Figure 4. Displays for experiments testing sensitivity to number in human infants and adults. In (a), newborn infants were presented with sequences of syllables (top) and visual arrays that either matched or mismatched the sequences in number (middle). Infants looked longer at the visual arrays that corresponded in number to the auditory sequences, when the two numbers differed by a 3:1 ratio (bottom: left and middle bars). In (b), adults were presented with sequences of dot arrays presenting small numbers (1–3) and large numbers (8–24) on separate blocks of trials. After viewing four arrays presenting the same number (diagonally arranged images and arrows), adults saw a fifth array presenting one of three numbers (vertically arranged images). In the small-number block, adults' response to the last array was larger for larger numbers (bottom left figure) and was unaffected by changes in number (bottom right figure). In the large-number block, adults showed the opposite pattern: No effect of numerical sizes (bottom left figure) and a consistent effect of numerical changes (bottom right figure). After Izard et al. (2009) and Hyde and Spelke (2009).

Figure 4

Figure 5. Displays for experiments testing infants' expectations that agents will act efficiently to achieve valued goals. (a) Three-month-old infants repeatedly viewed an agent who reached for an object over a barrier and, in one condition, caused the object to light up on contact (top right image), until their looking time to this event declined.

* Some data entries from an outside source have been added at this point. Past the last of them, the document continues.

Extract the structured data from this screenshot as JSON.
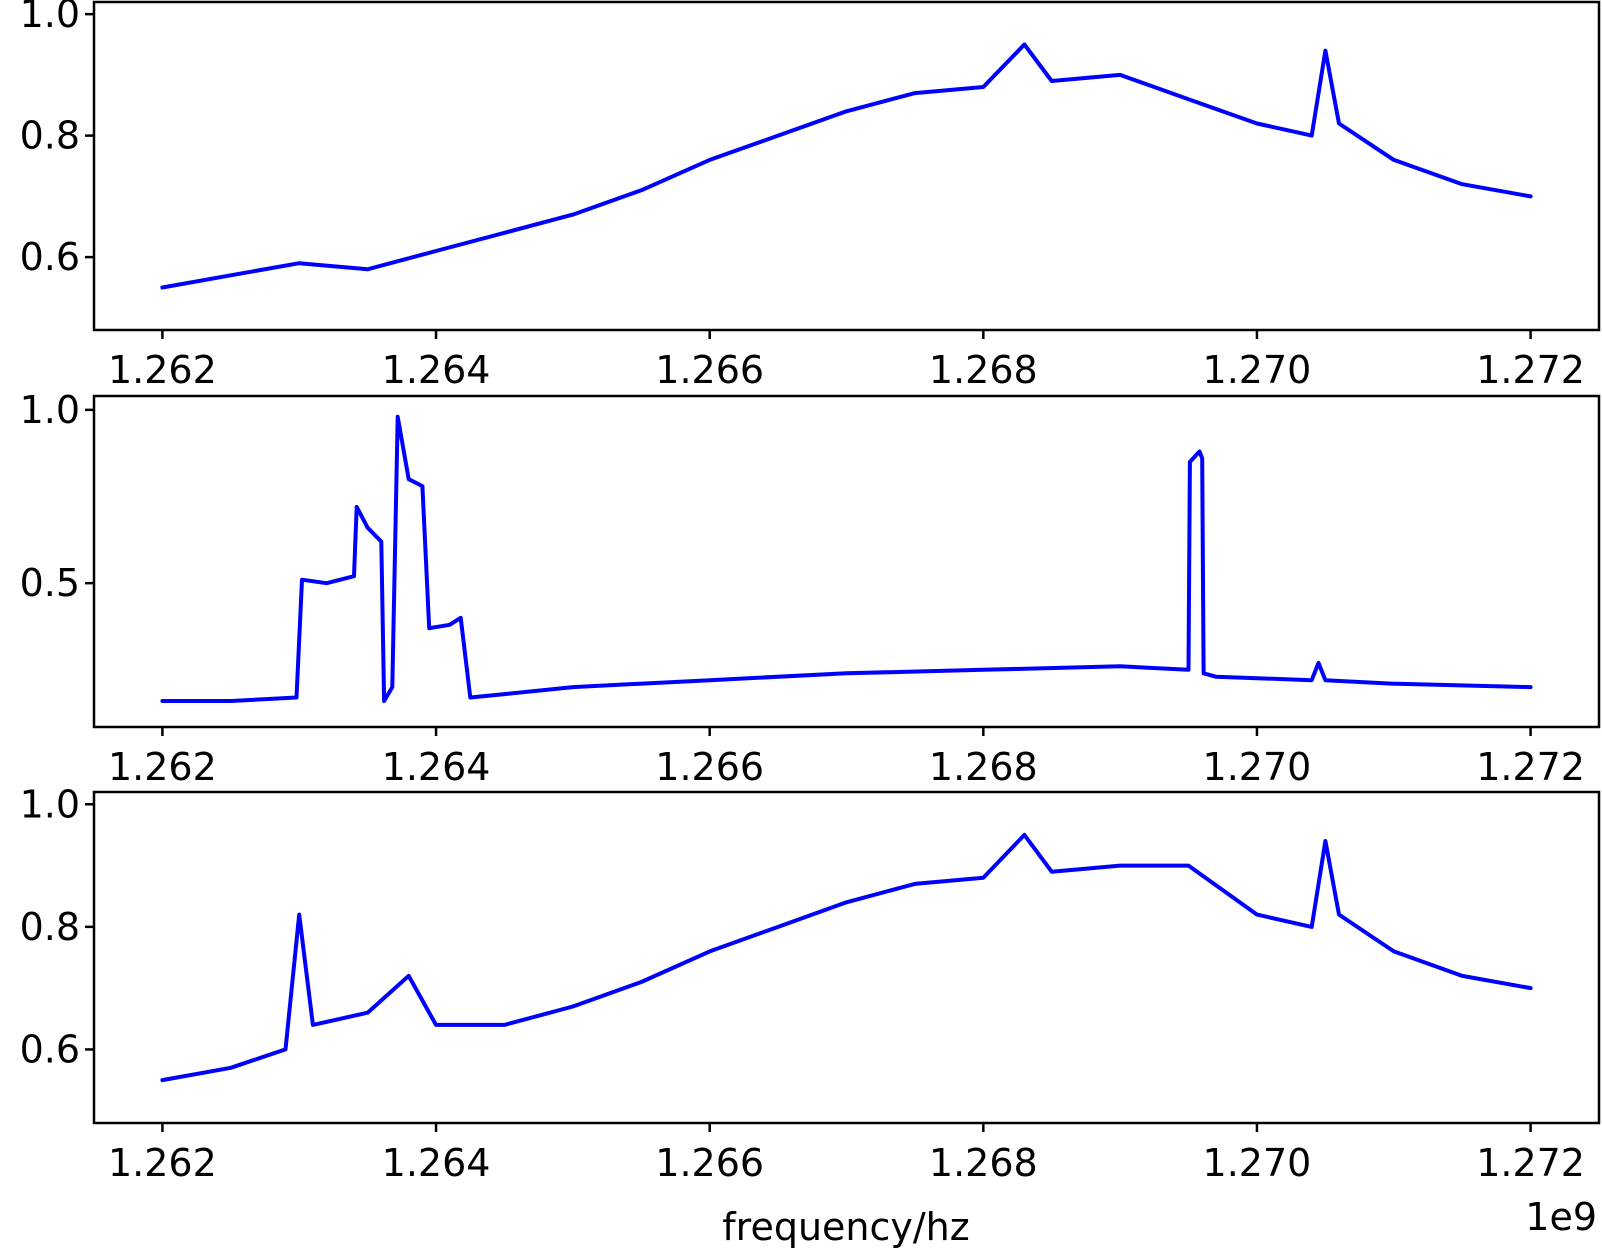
{
  "figure": {
    "xlabel": "frequency/hz",
    "offset_text": "1e9",
    "line_color": "#0000ff"
  },
  "chart_data": [
    {
      "type": "line",
      "xlim": [
        1.2615,
        1.2725
      ],
      "ylim": [
        0.48,
        1.02
      ],
      "xticks": [
        1.262,
        1.264,
        1.266,
        1.268,
        1.27,
        1.272
      ],
      "xtick_labels": [
        "1.262",
        "1.264",
        "1.266",
        "1.268",
        "1.270",
        "1.272"
      ],
      "yticks": [
        0.6,
        0.8,
        1.0
      ],
      "ytick_labels": [
        "0.6",
        "0.8",
        "1.0"
      ],
      "series": [
        {
          "x": [
            1.262,
            1.2625,
            1.263,
            1.2635,
            1.264,
            1.2645,
            1.265,
            1.2655,
            1.266,
            1.2665,
            1.267,
            1.2675,
            1.268,
            1.2683,
            1.2685,
            1.269,
            1.2695,
            1.27,
            1.2704,
            1.2705,
            1.2706,
            1.271,
            1.2715,
            1.272
          ],
          "y": [
            0.55,
            0.57,
            0.59,
            0.58,
            0.61,
            0.64,
            0.67,
            0.71,
            0.76,
            0.8,
            0.84,
            0.87,
            0.88,
            0.95,
            0.89,
            0.9,
            0.86,
            0.82,
            0.8,
            0.94,
            0.82,
            0.76,
            0.72,
            0.7
          ]
        }
      ]
    },
    {
      "type": "line",
      "xlim": [
        1.2615,
        1.2725
      ],
      "ylim": [
        0.085,
        1.04
      ],
      "xticks": [
        1.262,
        1.264,
        1.266,
        1.268,
        1.27,
        1.272
      ],
      "xtick_labels": [
        "1.262",
        "1.264",
        "1.266",
        "1.268",
        "1.270",
        "1.272"
      ],
      "yticks": [
        0.5,
        1.0
      ],
      "ytick_labels": [
        "0.5",
        "1.0"
      ],
      "series": [
        {
          "x": [
            1.262,
            1.2625,
            1.26298,
            1.26302,
            1.2632,
            1.2634,
            1.26342,
            1.2635,
            1.2636,
            1.26362,
            1.26368,
            1.26372,
            1.2638,
            1.2639,
            1.26395,
            1.2641,
            1.26418,
            1.26425,
            1.2645,
            1.265,
            1.266,
            1.267,
            1.268,
            1.269,
            1.2695,
            1.26951,
            1.26958,
            1.2696,
            1.26961,
            1.2697,
            1.2704,
            1.27045,
            1.2705,
            1.271,
            1.272
          ],
          "y": [
            0.16,
            0.16,
            0.17,
            0.51,
            0.5,
            0.52,
            0.72,
            0.66,
            0.62,
            0.16,
            0.2,
            0.98,
            0.8,
            0.78,
            0.37,
            0.38,
            0.4,
            0.17,
            0.18,
            0.2,
            0.22,
            0.24,
            0.25,
            0.26,
            0.25,
            0.85,
            0.88,
            0.86,
            0.24,
            0.23,
            0.22,
            0.27,
            0.22,
            0.21,
            0.2
          ]
        }
      ]
    },
    {
      "type": "line",
      "xlim": [
        1.2615,
        1.2725
      ],
      "ylim": [
        0.48,
        1.02
      ],
      "xticks": [
        1.262,
        1.264,
        1.266,
        1.268,
        1.27,
        1.272
      ],
      "xtick_labels": [
        "1.262",
        "1.264",
        "1.266",
        "1.268",
        "1.270",
        "1.272"
      ],
      "yticks": [
        0.6,
        0.8,
        1.0
      ],
      "ytick_labels": [
        "0.6",
        "0.8",
        "1.0"
      ],
      "series": [
        {
          "x": [
            1.262,
            1.2625,
            1.2629,
            1.263,
            1.2631,
            1.2635,
            1.2638,
            1.264,
            1.2645,
            1.265,
            1.2655,
            1.266,
            1.2665,
            1.267,
            1.2675,
            1.268,
            1.2683,
            1.2685,
            1.269,
            1.2695,
            1.27,
            1.2704,
            1.2705,
            1.2706,
            1.271,
            1.2715,
            1.272
          ],
          "y": [
            0.55,
            0.57,
            0.6,
            0.82,
            0.64,
            0.66,
            0.72,
            0.64,
            0.64,
            0.67,
            0.71,
            0.76,
            0.8,
            0.84,
            0.87,
            0.88,
            0.95,
            0.89,
            0.9,
            0.9,
            0.82,
            0.8,
            0.94,
            0.82,
            0.76,
            0.72,
            0.7
          ]
        }
      ]
    }
  ]
}
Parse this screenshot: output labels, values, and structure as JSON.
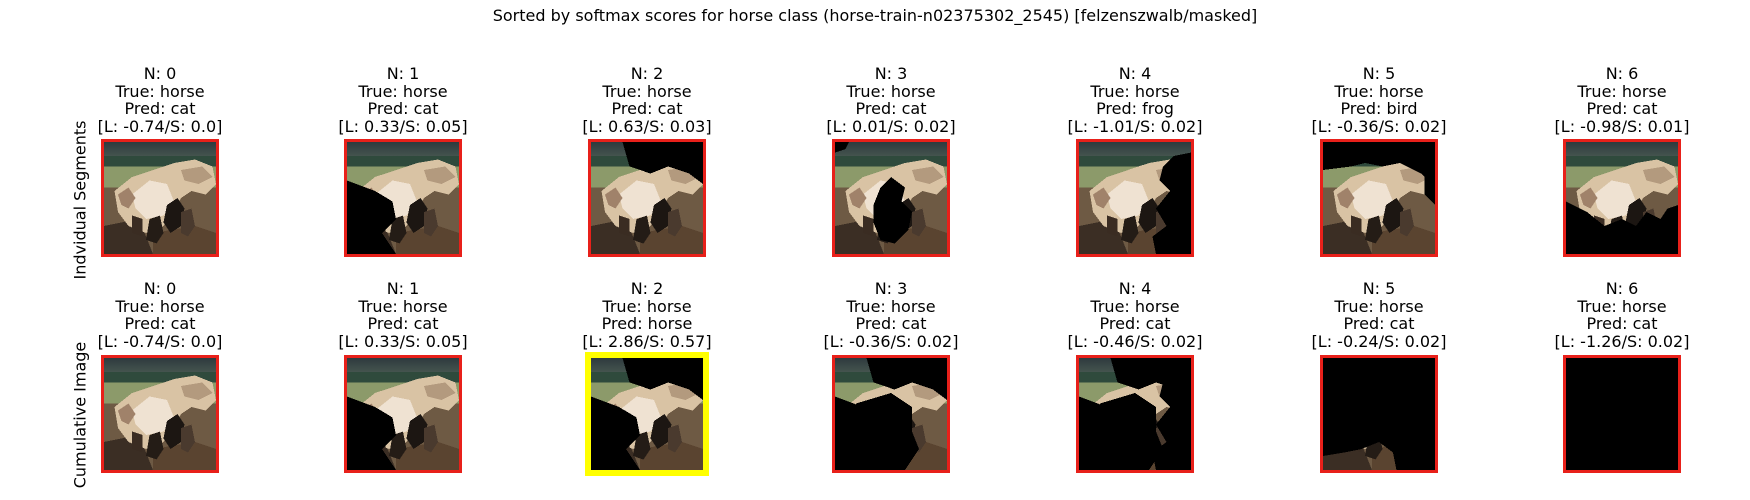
{
  "title": "Sorted by softmax scores for horse class (horse-train-n02375302_2545) [felzenszwalb/masked]",
  "colors": {
    "normal_border": "#e8201a",
    "highlight_border": "#ffff00",
    "mask": "#000000"
  },
  "chart_data": {
    "type": "image-grid",
    "title": "Sorted by softmax scores for horse class (horse-train-n02375302_2545) [felzenszwalb/masked]",
    "rows": [
      {
        "label": "Indvidual Segments",
        "panels": [
          {
            "n": "N: 0",
            "true": "True: horse",
            "pred": "Pred: cat",
            "score": "[L: -0.74/S: 0.0]",
            "highlight": false,
            "mask": "none"
          },
          {
            "n": "N: 1",
            "true": "True: horse",
            "pred": "Pred: cat",
            "score": "[L: 0.33/S: 0.05]",
            "highlight": false,
            "mask": "lower-left"
          },
          {
            "n": "N: 2",
            "true": "True: horse",
            "pred": "Pred: cat",
            "score": "[L: 0.63/S: 0.03]",
            "highlight": false,
            "mask": "top-right"
          },
          {
            "n": "N: 3",
            "true": "True: horse",
            "pred": "Pred: cat",
            "score": "[L: 0.01/S: 0.02]",
            "highlight": false,
            "mask": "center-body"
          },
          {
            "n": "N: 4",
            "true": "True: horse",
            "pred": "Pred: frog",
            "score": "[L: -1.01/S: 0.02]",
            "highlight": false,
            "mask": "right"
          },
          {
            "n": "N: 5",
            "true": "True: horse",
            "pred": "Pred: bird",
            "score": "[L: -0.36/S: 0.02]",
            "highlight": false,
            "mask": "top-band"
          },
          {
            "n": "N: 6",
            "true": "True: horse",
            "pred": "Pred: cat",
            "score": "[L: -0.98/S: 0.01]",
            "highlight": false,
            "mask": "bottom-right"
          }
        ]
      },
      {
        "label": "Cumulative Image",
        "panels": [
          {
            "n": "N: 0",
            "true": "True: horse",
            "pred": "Pred: cat",
            "score": "[L: -0.74/S: 0.0]",
            "highlight": false,
            "mask": "none"
          },
          {
            "n": "N: 1",
            "true": "True: horse",
            "pred": "Pred: cat",
            "score": "[L: 0.33/S: 0.05]",
            "highlight": false,
            "mask": "lower-left"
          },
          {
            "n": "N: 2",
            "true": "True: horse",
            "pred": "Pred: horse",
            "score": "[L: 2.86/S: 0.57]",
            "highlight": true,
            "mask": "cum2"
          },
          {
            "n": "N: 3",
            "true": "True: horse",
            "pred": "Pred: cat",
            "score": "[L: -0.36/S: 0.02]",
            "highlight": false,
            "mask": "cum3"
          },
          {
            "n": "N: 4",
            "true": "True: horse",
            "pred": "Pred: cat",
            "score": "[L: -0.46/S: 0.02]",
            "highlight": false,
            "mask": "cum4"
          },
          {
            "n": "N: 5",
            "true": "True: horse",
            "pred": "Pred: cat",
            "score": "[L: -0.24/S: 0.02]",
            "highlight": false,
            "mask": "cum5"
          },
          {
            "n": "N: 6",
            "true": "True: horse",
            "pred": "Pred: cat",
            "score": "[L: -1.26/S: 0.02]",
            "highlight": false,
            "mask": "all"
          }
        ]
      }
    ]
  }
}
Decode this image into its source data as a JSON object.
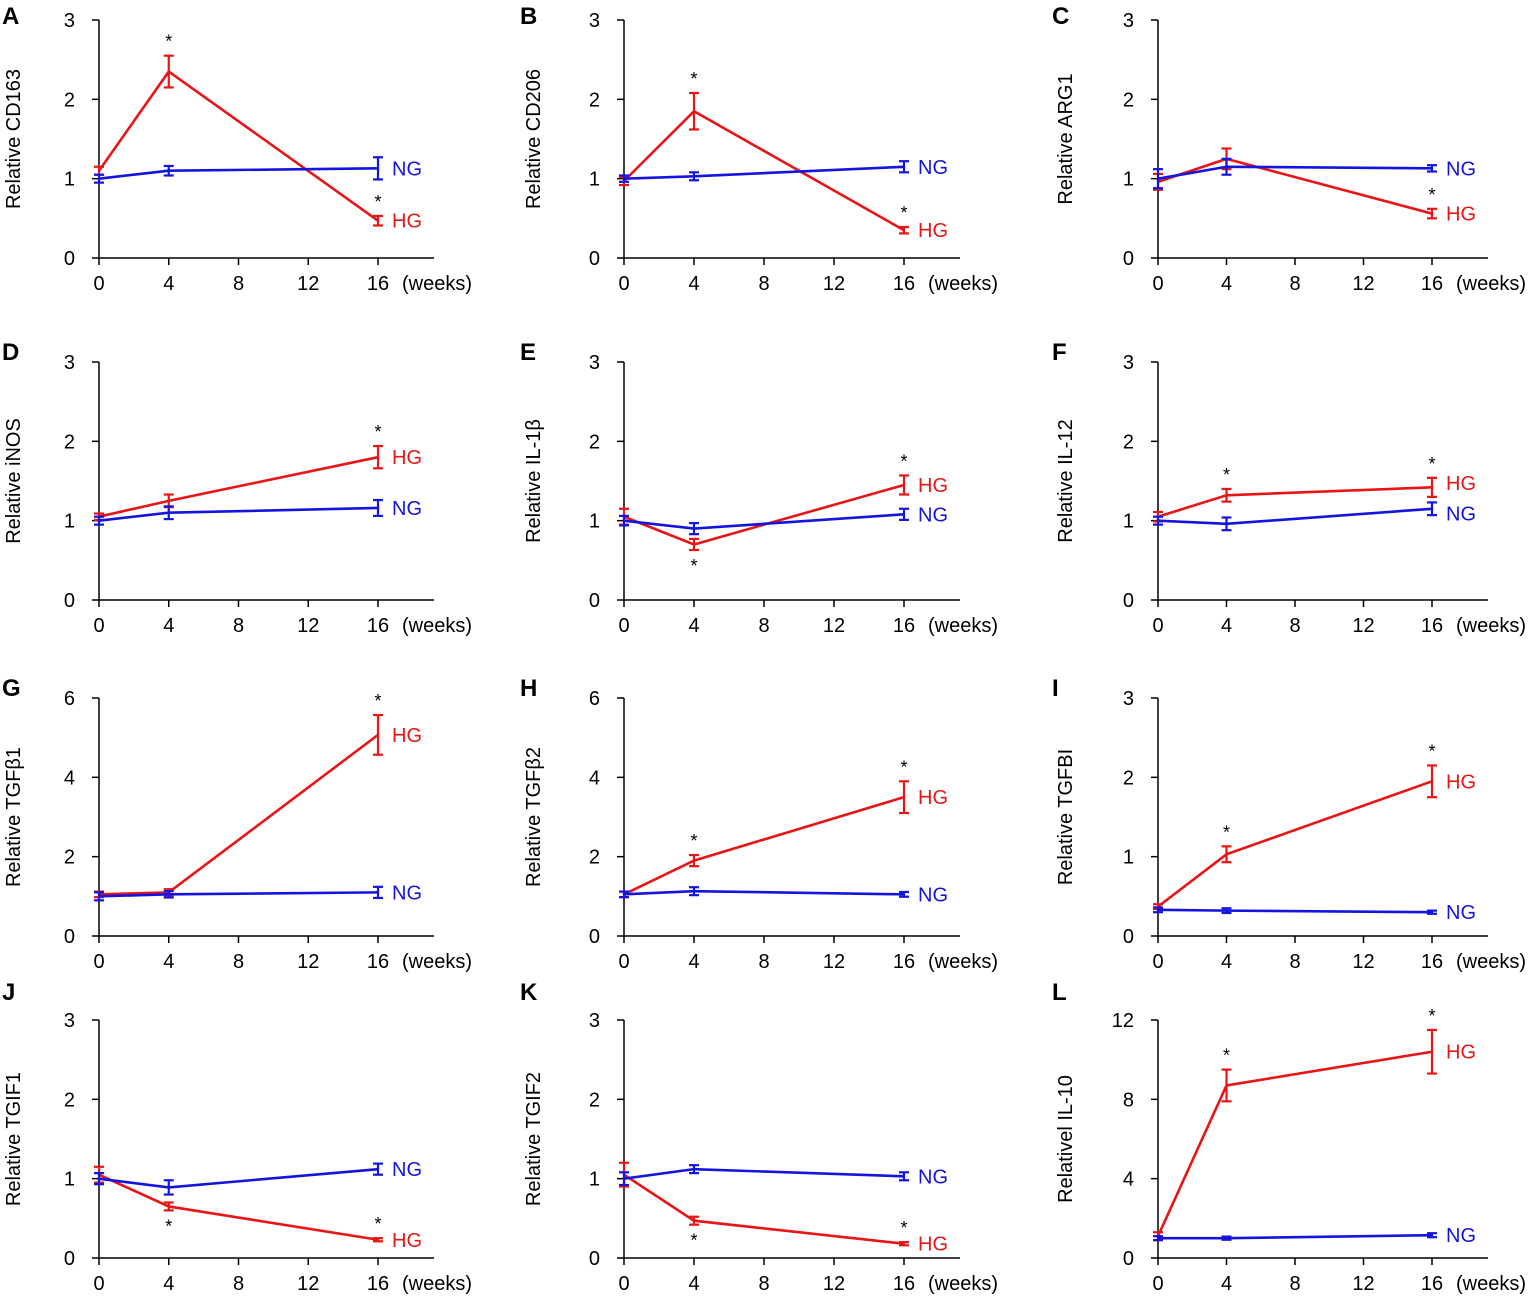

After removal of the barrier (middle and bottom right images), infants looked longer at the same indirect motion, now inefficient. This effect was abolished when the same videos were altered so that the object changed its state with no contact with the finger (top left images and data figure, after Liu, Brooks et al. (2019). (b) Ten-month-old infants were presented with an agent who took a higher-cost action for one target than for the other (top four images). After looking time to these events had declined, they viewed a display in which the costs of reaching the two targets were equal. Infants looked longer when the agent approached the target for which it had taken a lower-cost action (bottom right image), providing evidence that they expected the agent to approach the target for whom it had taken the more costly action. After Liu et al. (2017).

Figure 5

Figure 6. Experiments testing infants' use of social imitation to identify new members of their social world. Twelve-month-old infants, who viewed either their own parent or a stranger (the parent of another infant) imitating one of two puppets, subsequently looked to the puppet who was imitated by their parent, but not by the stranger, when a voice that was synchronized with both puppets called to them by name. After Thomas, Saxe et al. (2022).